Zainstaluj aplikację Palestra na swoim urządzeniu

Palestra 11-12/2011

Przegląd orzecznictwa SN – Izba Pracy, Ubezpieczeń Społecznych i Spraw Publicznych

Udostępnij

Granice „wolności” związkowej

Zdarza się, że w czasie strajków pracownikom-działaczom związkowym „puszczają nerwy”. Przytaczam poniżej fragmenty uzasadnienia znamiennego w tym zakresie wyroku Sądu Najwyższego z 19 maja 2011 r., sygn. akt I PK 221/10, doskonale bowiem waży on – z jednej strony – racje szczególnej ochrony przedstawicieli syndykatów, a z drugiej – racje pracodawców, dobitnie pokazując, czego działaczom związkowym robić nie wolno, z podkreśleniem, że muszą panować nad emocjami i że nie mogą przekraczać pewnych granic.

Sąd Najwyższy stwierdza m.in., że każde prawo podmiotowe (w ujęciu procesowym – roszczenie) mające oparcie w źródłach prawa podlega ocenie na płaszczyźnie zasad współżycia społecznego. Sąd może odmówić ochrony prawnej w razie uznania, że wykonujący prawo czyni z niego użytek sprzeczny z jego przeznaczeniem lub zasadami współżycia społecznego. Tak postąpił Sąd Okręgowy w stosunku do roszczeń powodów. Nie dopuścił się przy tym naruszenia art. 8 k.p. W orzecznictwie Sądu Najwyższego przyjęty został pogląd dopuszczający w wyjątkowych wypadkach oddalenie powództwa o przywrócenie do pracy działacza związkowego, którego zachowanie było szczególnie naganne (por. np. wyroki z 10 marca 2005 r., II PK 242/04, LEX nr 395076 i z 18 września 2003 r., I PK 346/02, LEX nr 322017). Sąd Najwyższy uznawał, że w wyjątkowych wypadkach dopuszczalne jest całkowite pozbawienie ochrony działacza związkowego na podstawie art. 8 k.p., a nie tylko oddalenie powództwa o przywrócenie do pracy i uwzględnienie roszczenia alternatywnego – odszkodowania.
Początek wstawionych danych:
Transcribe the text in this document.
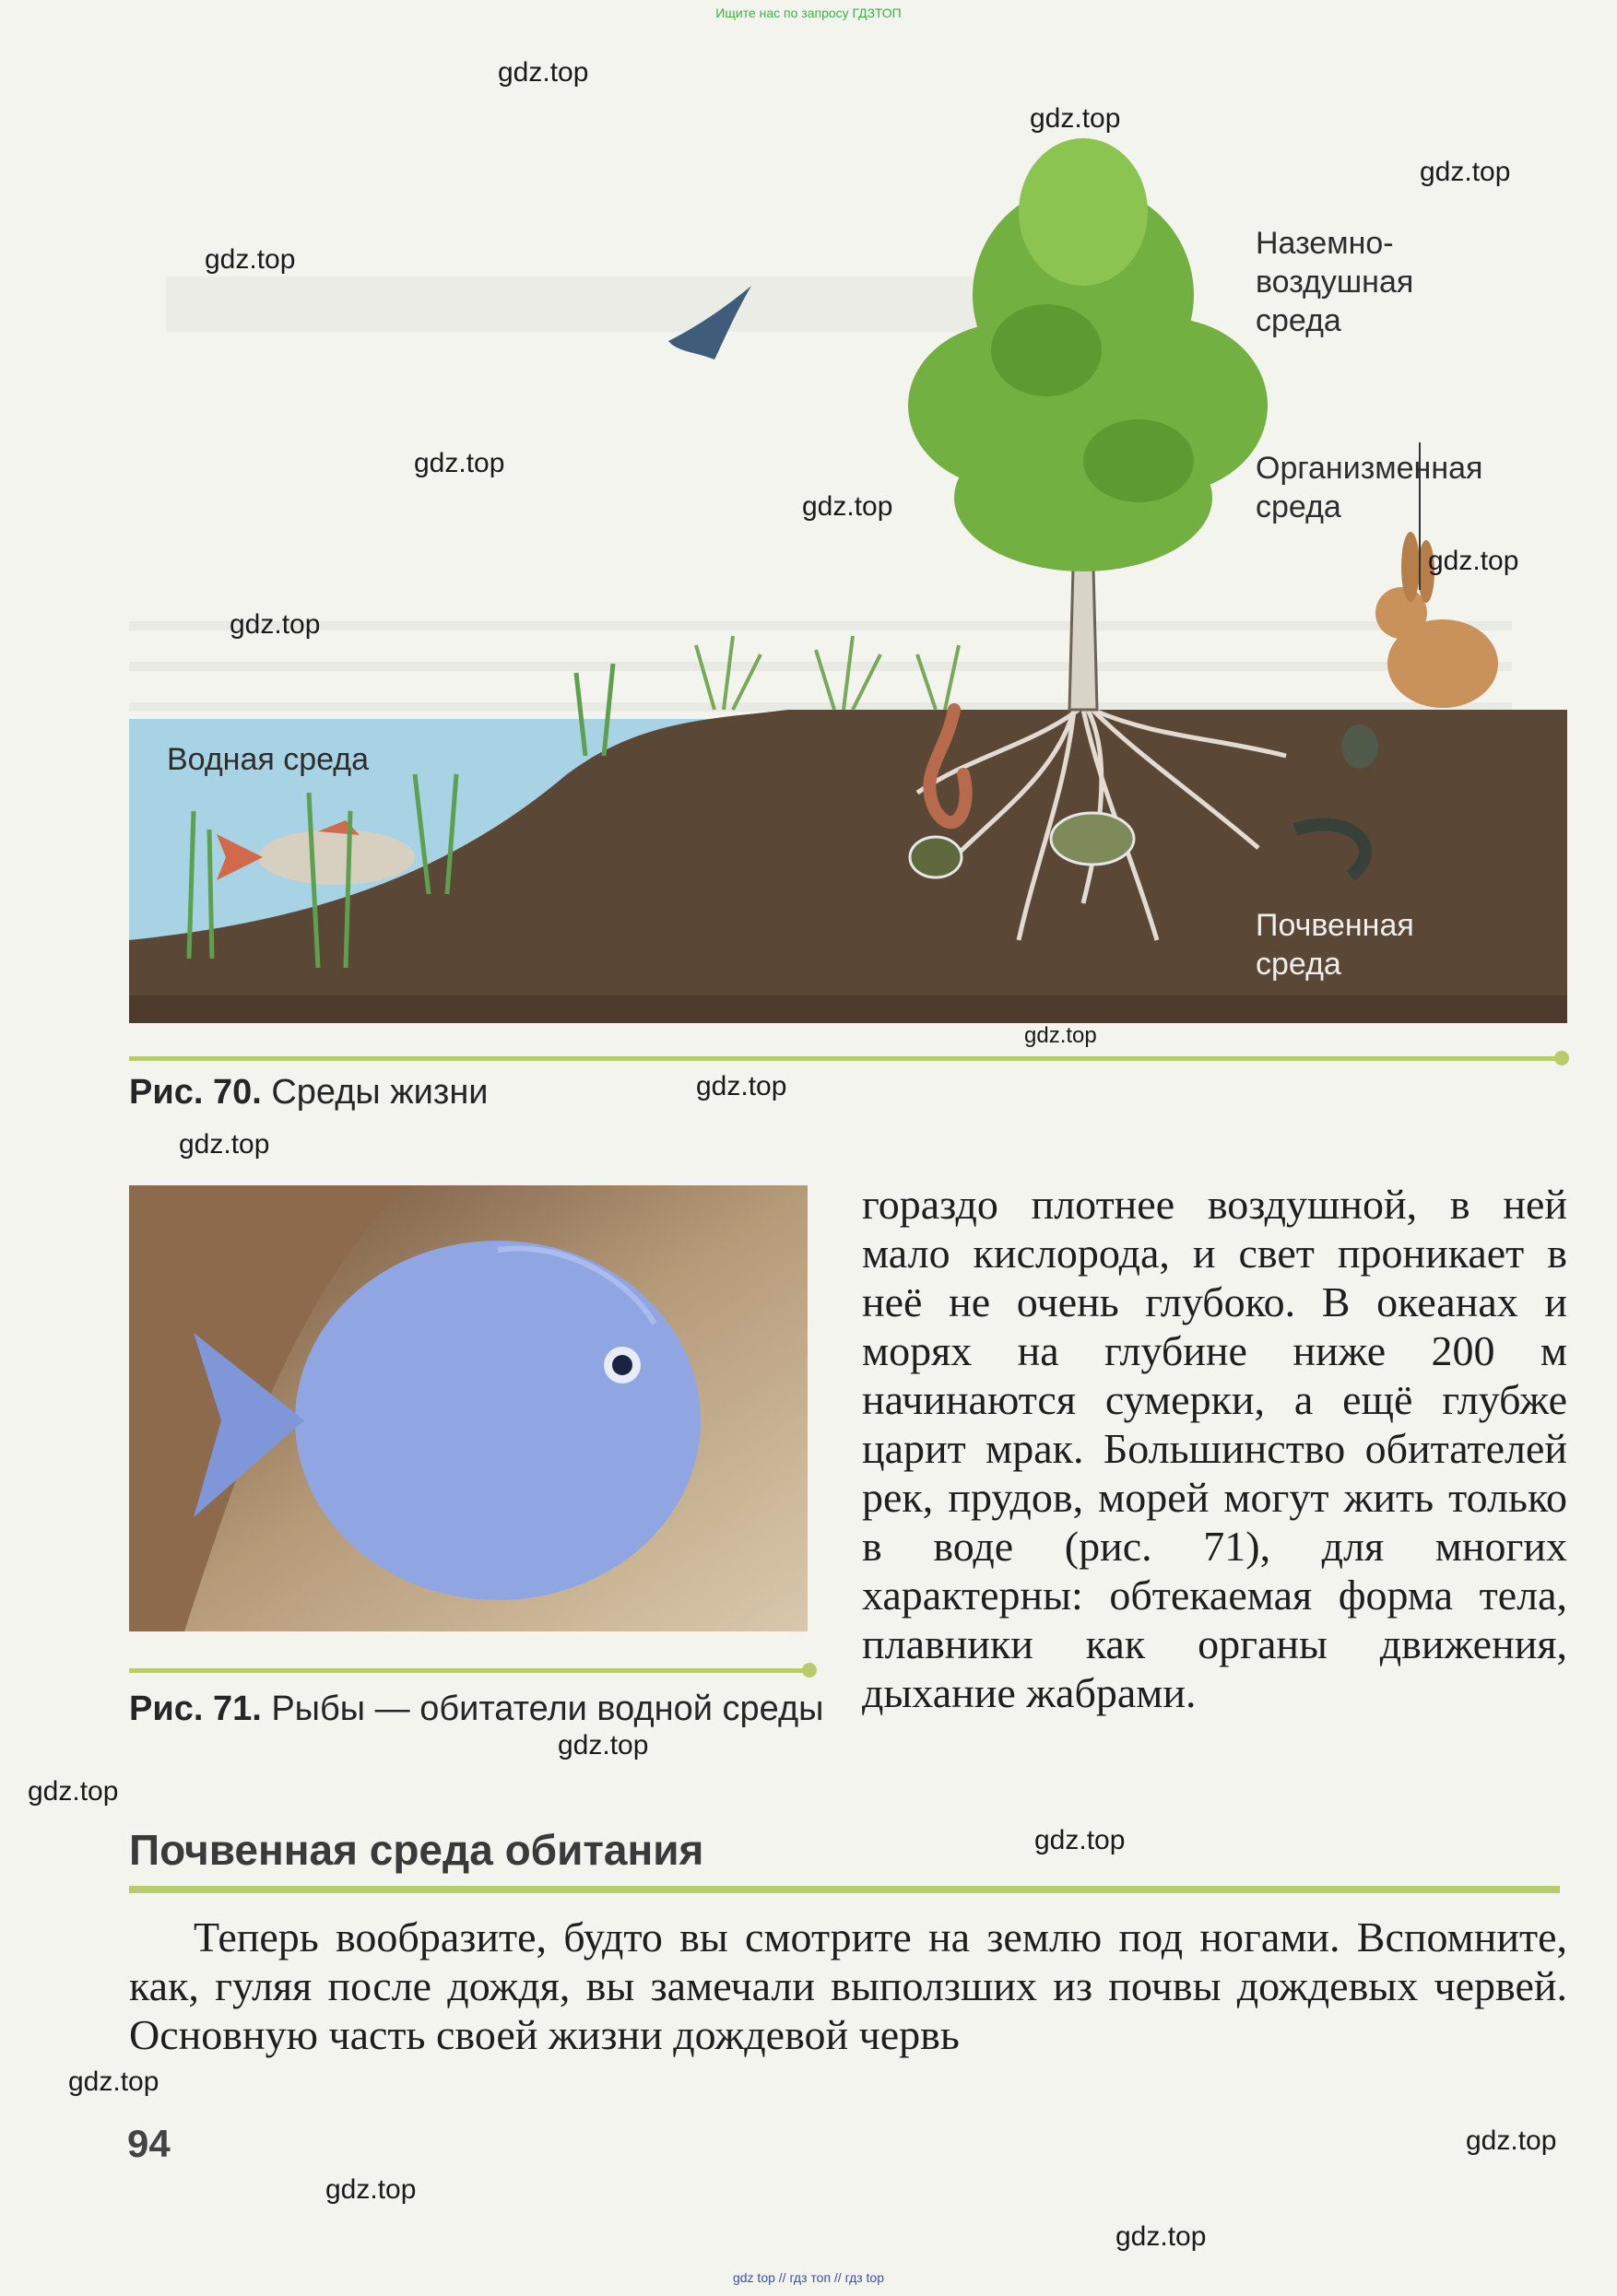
Ищите нас по запросу ГДЗТОП
gdz top // гдз топ // гдз top
Наземно-
воздушная
среда
Организменная
среда
Водная среда
Почвенная
среда
Рис. 70. Среды жизни
Рис. 71. Рыбы — обитатели водной среды
гораздо плотнее воздушной, в ней мало кислорода, и свет проникает в неё не очень глубоко. В океанах и морях на глубине ниже 200 м начинаются сумерки, а ещё глубже царит мрак. Большинство обитателей рек, прудов, морей могут жить только в воде (рис. 71), для многих характерны: обтекаемая форма тела, плавники как органы движения, дыхание жабрами.
Почвенная среда обитания
Теперь вообразите, будто вы смотрите на землю под ногами. Вспомните, как, гуляя после дождя, вы замечали выползших из почвы дождевых червей. Основную часть своей жизни дождевой червь
94
gdz.top
gdz.top
gdz.top
gdz.top
gdz.top
gdz.top
gdz.top
gdz.top
gdz.top
gdz.top
gdz.top
gdz.top
gdz.top
gdz.top
gdz.top
gdz.top
gdz.top
gdz.top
Sad Okręgowy prawidłowo zastosował art. 8 k.p. Ocena żądań powodów dokonana na podstawie tego przepisu wymagała ważenia wartości i dóbr prawem chronionych i dania pierwszeństwa tym, które w większym stopniu zasługują na ochronę. Społeczno- ‑gospodarczym przeznaczeniem prawa do szczególnej ochrony trwałości stosunku pracy działaczy związkowych jest zagwarantowanie im swobody działalności związkowej, a przez to zapewnienie pracownikom ochrony ich praw. Naruszenie przez pracodawcę tej ochrony może prowadzić do pogorszenia sytuacji pracowników (załogi). Z drugiej jednak strony wartościami nadrzędnymi są zdrowie i godność człowieka. Pracodawca  winien chronić te dobra i odpowiednio reagować na ich naruszenie w zakładzie pracy. Obydwaj powodowie dopuścili się czynnej i fizycznej agresji wobec innych pracowników. Działali przy tym niesprowokowani, powoływali się jedynie na odmienne od ich własnych poglądy zaatakowanych na temat akcji strajkowej. Powód (…) został skazany za naruszenie nietykalności cielesnej (…). Powód (…) dopuścił się oplucia (…) publicznie, w obecności mediów. Są to zdarzenia drastyczne, niemające usprawiedliwienia w emocjach towarzyszących strajkowi. Przeciwnie – pracodawca nie powinien tolerować agresywnych zachowań w czasie akcji strajkowej prowadzonej w kopalni, gdyż mogłoby to sprowadzić niebezpieczeństwo na całą załogę w razie eskalacji przemocy. Doświadczeni działacze związkowi, jakimi są powodowie, nie mogą tłumaczyć emocjami podjęcia działań agresywnych naruszających cześć i nietykalność fizyczną współpracowników. Przeciwnie – powinni oni dawać przykład odpowiedniego zachowania w trudnej sytuacji strajkowej. W skardze kasacyjnej niesłusznie bagatelizuje się zachowania powodów, uznając je za mieszczące się „w granicach dopuszczalnej krytyki oraz przyjętych w środowisku robotniczym standardów wyrażania dezaprobaty”. Fizyczna agresja, naruszenie godności i nietykalności cielesnej człowieka nie mieszczą się w granicach dopuszczalnych zachowań. Granice te zostały przekroczone przez powodów w rażącym stopniu, co uzasadniało oddalenie powództw.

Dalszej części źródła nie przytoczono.